There are several recommended steps regarding building a model on this data. The biggest thing I would change is to consider the use of a GLM family. The data has too many irregularities and the evaluation data does not even contain target wins as a column.
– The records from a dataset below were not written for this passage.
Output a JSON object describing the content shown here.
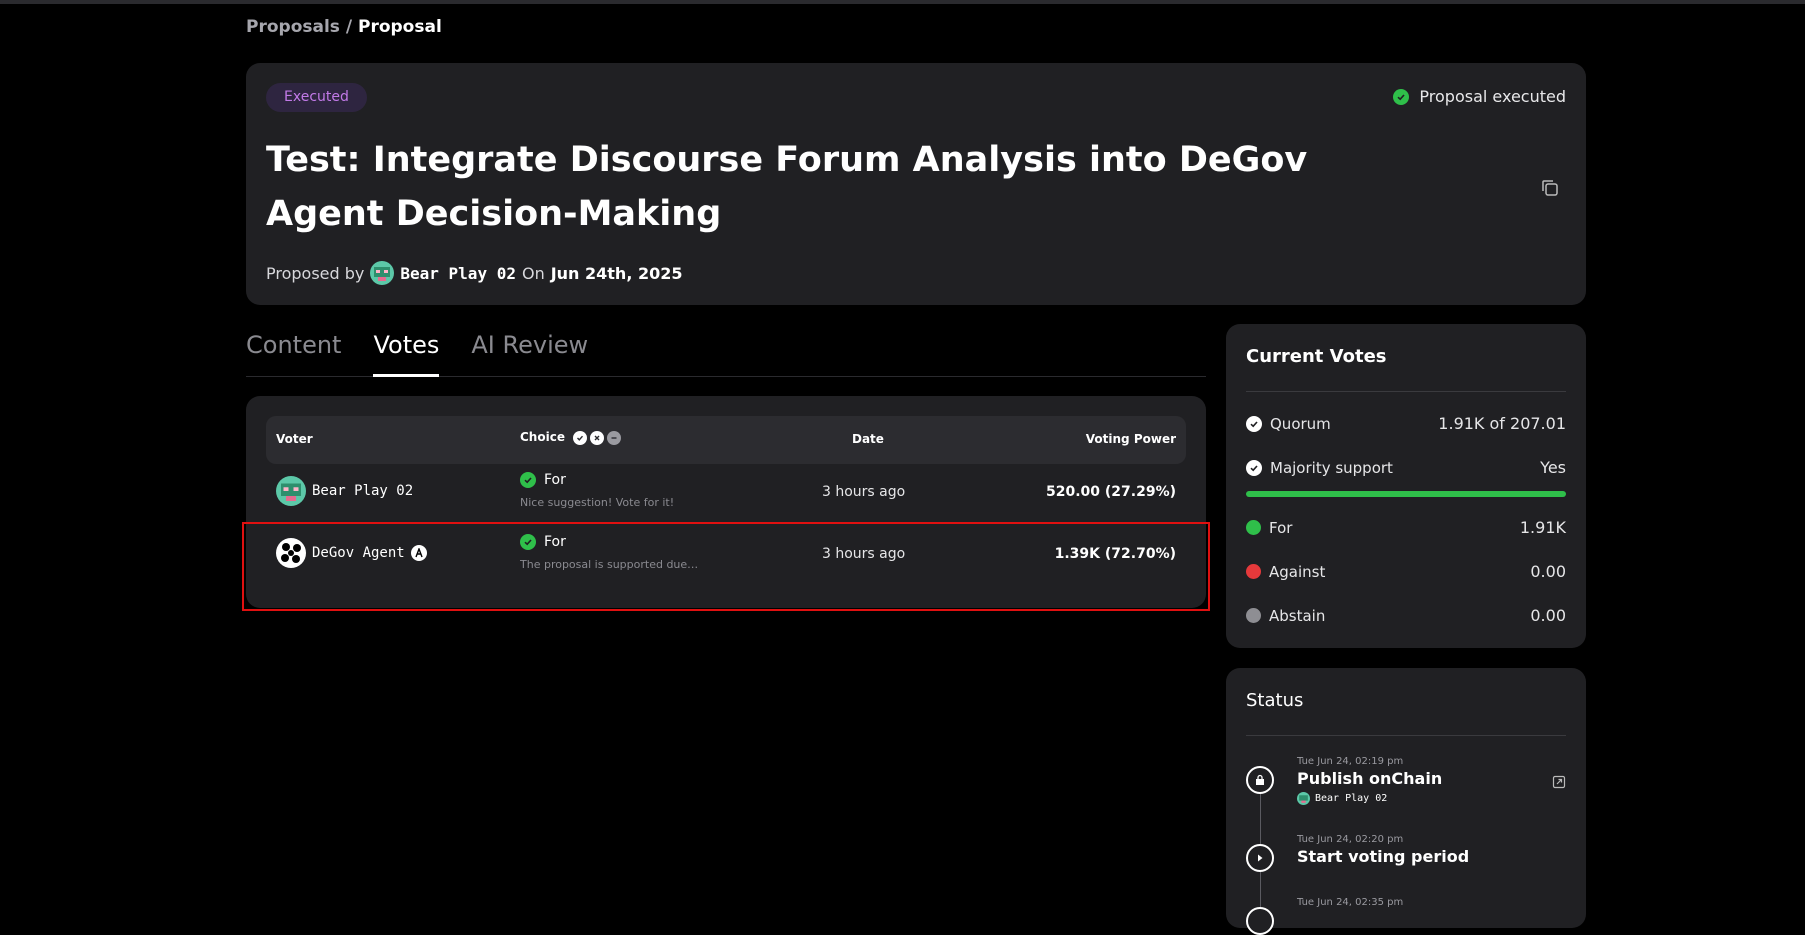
{
  "breadcrumb": {
    "parent": "Proposals",
    "separator": "/",
    "current": "Proposal"
  },
  "header": {
    "badge": "Executed",
    "status": "Proposal executed",
    "title": "Test: Integrate Discourse Forum Analysis into DeGov Agent Decision-Making",
    "proposed_by_label": "Proposed by",
    "proposer": "Bear Play 02",
    "on_label": "On",
    "date": "Jun 24th, 2025"
  },
  "tabs": [
    {
      "label": "Content",
      "active": false
    },
    {
      "label": "Votes",
      "active": true
    },
    {
      "label": "AI Review",
      "active": false
    }
  ],
  "votes_table": {
    "columns": {
      "voter": "Voter",
      "choice": "Choice",
      "date": "Date",
      "power": "Voting Power"
    },
    "rows": [
      {
        "voter": "Bear Play 02",
        "choice": "For",
        "reason": "Nice suggestion! Vote for it!",
        "date": "3 hours ago",
        "power": "520.00 (27.29%)"
      },
      {
        "voter": "DeGov Agent",
        "choice": "For",
        "reason": "The proposal is supported due ...",
        "date": "3 hours ago",
        "power": "1.39K (72.70%)"
      }
    ]
  },
  "current_votes": {
    "title": "Current Votes",
    "quorum_label": "Quorum",
    "quorum_value": "1.91K of 207.01",
    "majority_label": "Majority support",
    "majority_value": "Yes",
    "for_share": 1.0,
    "for_label": "For",
    "for_value": "1.91K",
    "against_label": "Against",
    "against_value": "0.00",
    "abstain_label": "Abstain",
    "abstain_value": "0.00"
  },
  "status_panel": {
    "title": "Status",
    "items": [
      {
        "time": "Tue Jun 24, 02:19 pm",
        "title": "Publish onChain",
        "by": "Bear Play 02"
      },
      {
        "time": "Tue Jun 24, 02:20 pm",
        "title": "Start voting period"
      },
      {
        "time": "Tue Jun 24, 02:35 pm"
      }
    ]
  },
  "colors": {
    "for": "#2fbf4a",
    "against": "#e5393b",
    "abstain": "#8e8e93",
    "badge_text": "#c27ae8",
    "highlight": "#e01010"
  }
}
The evaluation data is supposed to be a subset of the entire data set.
Additional Sources) http://www.r-tutor.com/elementary-statistics/simple-linear-regression/prediction-interval-linear-regression https://www.r-bloggers.com/identify-describe-plot-and-remove-the-outliers-from-the-dataset/
APPeNDIX)
moneyball_training <- read.csv(url("https://raw.githubusercontent.com/vindication09/DATA-621-Week-1-/master/moneyball-training-data.csv"), header =TRUE)
head(moneyball_training, 10)
moneyball_evaluation <- read.csv(url("https://raw.githubusercontent.com/vindication09/DATA-621-Week-1-/master/moneyball-evaluation-data.csv"), header =TRUE)
head(moneyball_evaluation, 10)
nrow(moneyball_training);ncol(moneyball_training)
library(dplyr)
#moneyball_training1 <- moneyball_training %>% select(-INDEX)
moneyball_training1 <- subset(moneyball_training, select = -c(INDEX))
names(moneyball_training1);
#moneyball_evaluation1 <- moneyball_evaluation %>% select(-INDEX)
moneyball_evaluation1 <- subset(moneyball_evaluation, select = -c(INDEX))
names(moneyball_evaluation1)
library(ggplot2)
library(tidyr)
ggplot(gather(moneyball_training1), aes(value)) +
geom_histogram(bins = 10) +
facet_wrap(~key, scales = 'free_x')
x <- moneyball_training1$TARGET_WINS
h<-hist(x, breaks=10, col="red", xlab="Target Wins",
main="Histogram with Normal Curve", ylim=range(0:1200))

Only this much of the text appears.